Mixtral of Experts (Jan 2024)

These are my notes for paper Mixtral of Experts (8 Jan 2024) by Albert Q. Jiang, Alexandre Sablayrolles, Antoine Roux, Arthur Mensch, Blanche Savary, Chris Bamford, Devendra Singh Chaplot, Diego de las Casas, Emma Bou Hanna, Florian Bressand, Gianna Lengyel, Guillaume Bour, Guillaume Lample, Lélio Renard Lavaud, Lucile Saulnier, Marie-Anne Lachaux, Pierre Stock, Sandeep Subramanian, Sophia Yang, Szymon Antoniak, Teven Le Scao, Théophile Gervet, Thibaut Lavril, Thomas Wang, Timothée Lacroix, William El Sayed.


This paper introduces Mixtral 8x7B, a Sparse Mixture of Experts Model (SMoE) language model.

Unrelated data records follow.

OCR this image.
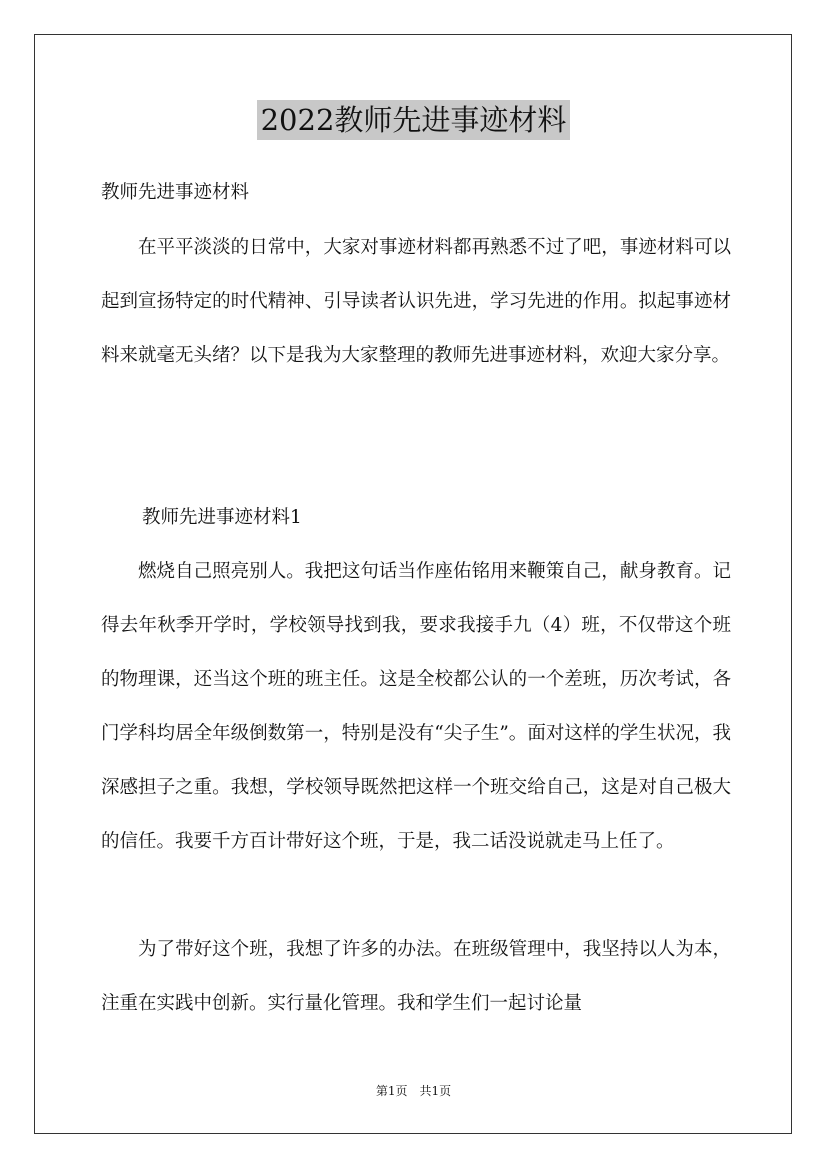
2022教师先进事迹材料
教师先进事迹材料

在平平淡淡的日常中，大家对事迹材料都再熟悉不过了吧，事迹材料可以起到宣扬特定的时代精神、引导读者认识先进，学习先进的作用。拟起事迹材料来就毫无头绪？以下是我为大家整理的教师先进事迹材料，欢迎大家分享。

教师先进事迹材料1

燃烧自己照亮别人。我把这句话当作座佑铭用来鞭策自己，献身教育。记得去年秋季开学时，学校领导找到我，要求我接手九（4）班，不仅带这个班的物理课，还当这个班的班主任。这是全校都公认的一个差班，历次考试，各门学科均居全年级倒数第一，特别是没有“尖子生”。面对这样的学生状况，我深感担子之重。我想，学校领导既然把这样一个班交给自己，这是对自己极大的信任。我要千方百计带好这个班，于是，我二话没说就走马上任了。

为了带好这个班，我想了许多的办法。在班级管理中，我坚持以人为本，注重在实践中创新。实行量化管理。我和学生们一起讨论量

第1页　共1页
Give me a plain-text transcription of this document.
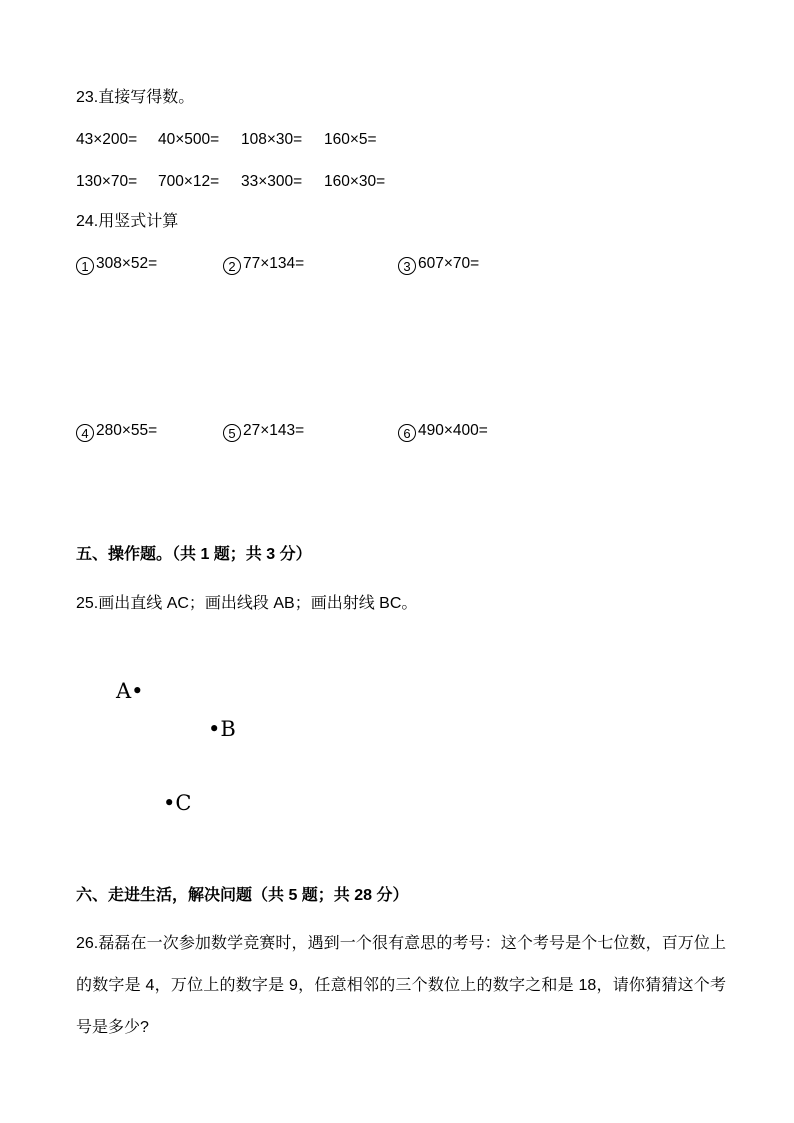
23.直接写得数。
43×200= 40×500= 108×30= 160×5=
130×70= 700×12= 33×300= 160×30=
24.用竖式计算
1 308×52=	2 77×134=	3 607×70=
4 280×55=	5 27×143=	6 490×400=
五、操作题。（共 1 题；共 3 分）
25.画出直线 AC；画出线段 AB；画出射线 BC。
A•
•B
•C
六、走进生活，解决问题（共 5 题；共 28 分）
26.磊磊在一次参加数学竞赛时，遇到一个很有意思的考号：这个考号是个七位数，百万位上的数字是 4，万位上的数字是 9，任意相邻的三个数位上的数字之和是 18，请你猜猜这个考号是多少?
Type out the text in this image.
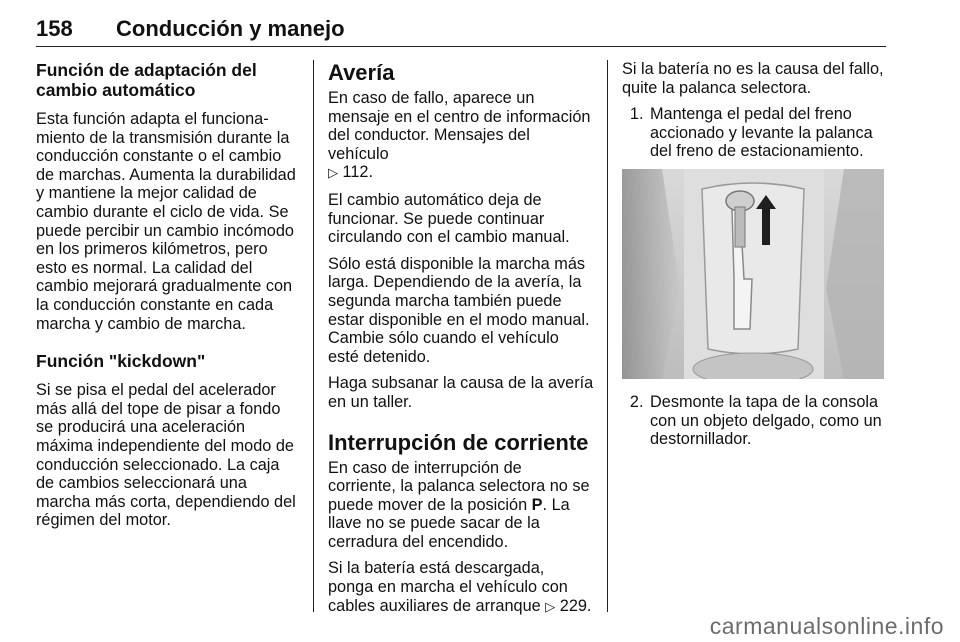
158 Conducción y manejo
Función de adaptación del cambio automático

Esta función adapta el funcionamiento de la transmisión durante la conducción constante o el cambio de marchas. Aumenta la durabilidad y mantiene la mejor calidad de cambio durante el ciclo de vida. Se puede percibir un cambio incómodo en los primeros kilómetros, pero esto es normal. La calidad del cambio mejorará gradualmente con la conducción constante en cada marcha y cambio de marcha.

Función "kickdown"

Si se pisa el pedal del acelerador más allá del tope de pisar a fondo se producirá una aceleración máxima independiente del modo de conducción seleccionado. La caja de cambios seleccionará una marcha más corta, dependiendo del régimen del motor.

Avería

En caso de fallo, aparece un mensaje en el centro de información del conductor. Mensajes del vehículo
▷ 112.

El cambio automático deja de funcionar. Se puede continuar circulando con el cambio manual.

Sólo está disponible la marcha más larga. Dependiendo de la avería, la segunda marcha también puede estar disponible en el modo manual. Cambie sólo cuando el vehículo esté detenido.

Haga subsanar la causa de la avería en un taller.

Interrupción de corriente

En caso de interrupción de corriente, la palanca selectora no se puede mover de la posición P. La llave no se puede sacar de la cerradura del encendido.

Si la batería está descargada, ponga en marcha el vehículo con cables auxiliares de arranque ▷ 229.

Si la batería no es la causa del fallo, quite la palanca selectora.

1. Mantenga el pedal del freno accionado y levante la palanca del freno de estacionamiento.
2. Desmonte la tapa de la consola con un objeto delgado, como un destornillador.
carmanualsonline.info
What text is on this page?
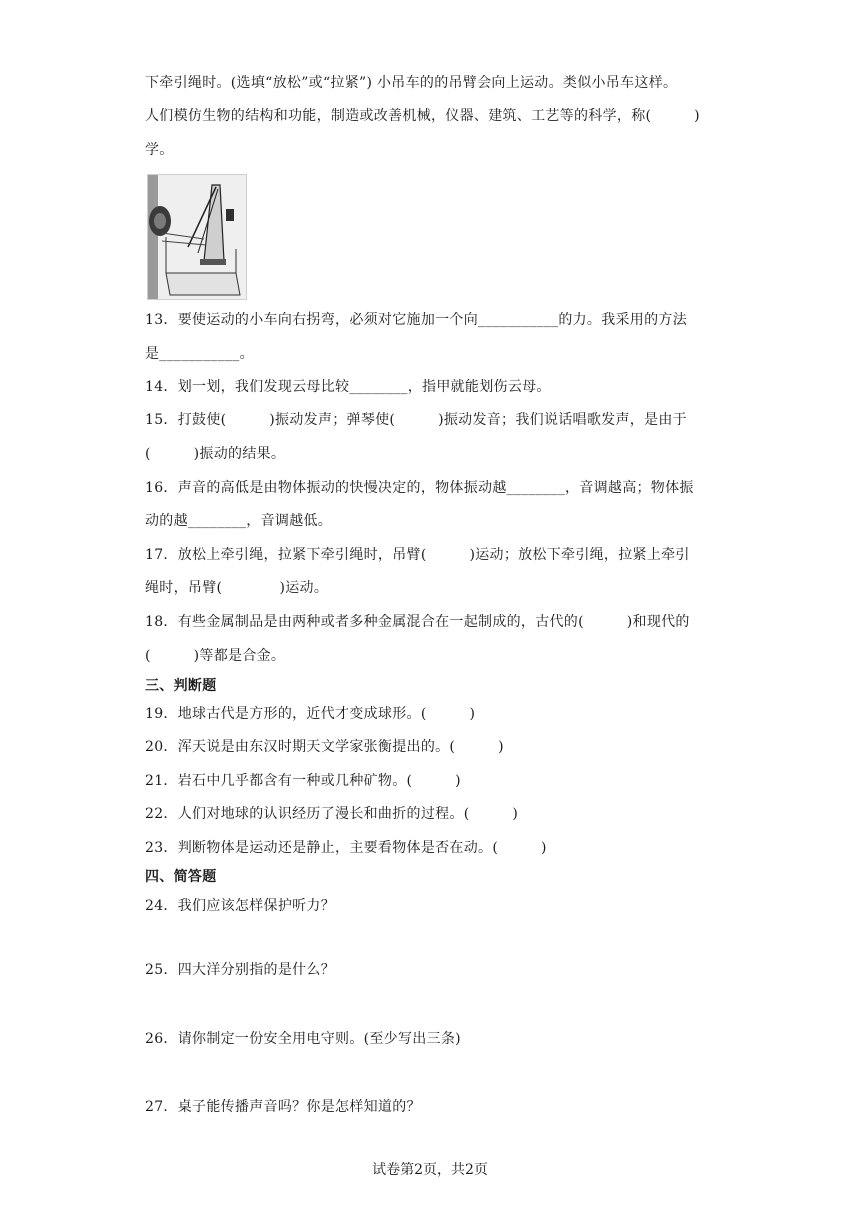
下牵引绳时。(选填“放松”或“拉紧”) 小吊车的的吊臂会向上运动。类似小吊车这样。
人们模仿生物的结构和功能，制造或改善机械，仪器、建筑、工艺等的科学，称(　　　)
学。
13．要使运动的小车向右拐弯，必须对它施加一个向___________的力。我采用的方法
是___________。
14．划一划，我们发现云母比较________，指甲就能划伤云母。
15．打鼓使(　　　)振动发声；弹琴使(　　　)振动发音；我们说话唱歌发声，是由于
(　　　)振动的结果。
16．声音的高低是由物体振动的快慢决定的，物体振动越________，音调越高；物体振
动的越________，音调越低。
17．放松上牵引绳，拉紧下牵引绳时，吊臂(　　　)运动；放松下牵引绳，拉紧上牵引
绳时，吊臂(　　　　)运动。
18．有些金属制品是由两种或者多种金属混合在一起制成的，古代的(　　　)和现代的
(　　　)等都是合金。
三、判断题
19．地球古代是方形的，近代才变成球形。(　　　)
20．浑天说是由东汉时期天文学家张衡提出的。(　　　)
21．岩石中几乎都含有一种或几种矿物。(　　　)
22．人们对地球的认识经历了漫长和曲折的过程。(　　　)
23．判断物体是运动还是静止，主要看物体是否在动。(　　　)
四、简答题
24．我们应该怎样保护听力？
25．四大洋分别指的是什么？
26．请你制定一份安全用电守则。(至少写出三条)
27．桌子能传播声音吗？你是怎样知道的？
试卷第2页，共2页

The model uses an SMoE approach where each layer comprises eight "experts", and a router network selects two experts to process each token. Thanks to this, despite having 47B parameters, it only uses 13B active parameters during inference, which makes it more computationally efficient than other models (although it doesn't save any memory).

It outperforms Llama 2 70B and GPT-3.5 on many benchmarks, particularly in mathematics, code generation, and multilingual tasks.

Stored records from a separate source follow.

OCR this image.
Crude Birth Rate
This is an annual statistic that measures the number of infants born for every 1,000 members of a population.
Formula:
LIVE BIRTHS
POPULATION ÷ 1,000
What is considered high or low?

They also present Mixtral 8x7B – Instruct, a chat model fine-tuned to follow instructions, which outperforms other chat models like GPT-3.5 Turbo and Llama 2 70B – chat.

The base and instruct models are released under the Apache 2.0 license, making them freely available for academic and commercial use.

Architecture

Mixtral is based on a Transformer architecture. It uses the same modifications as Mistral 7b, except each layer comprises 8 Mixture-of-Expert layers, which replace typical feedforward blocks.

At each layer, a router selects two experts for every token to process the request.

Figure 1

Figure 1: Mixture of Experts Layers. Each input vector is assigned to 2 of the 8 experts by a router. The layer's output is the weighted sum of the outputs of the two selected experts (using Softmax weights). In Mixtral, an expert is a standard feedforward block as in a vanilla transformer architecture.

In code:

def moe_layer(x, Wg):  # x: input token, Wg: gating network weights
  top2_logits = top_k(x @ Wg, k=2)  # Get top 2 expert activations
  gating_weights = softmax(top2_logits)  # Weights for each expert
  expert_outputs = [expert_i(x) for expert_i in experts]  # Run chosen experts
  return sum(gating_weights[i] * expert_outputs[i] for i in range(2))

y = moe_layer(x, Wg)

Mixtral supports a fully dense context length of 32k tokens.

Architecture details

Parameter Value
dim 4096
n_layers 32
head_dim 128
hidden_dim 14336
n_heads 32
n_kv_heads 8
context_len 32768
vocab_size 32000
num_experts 8
top_k_experts 2

Routing Analysis

Surprisingly, the experts don't specialise in particular domains or topics based on different datasets.

Figure 7

Figure 7: Proportion of tokens assigned to each expert on different domains from The Pile dataset for layers 0, 15, and 31. The gray dashed vertical line marks 1/8, i.e. the proportion expected with uniform sampling..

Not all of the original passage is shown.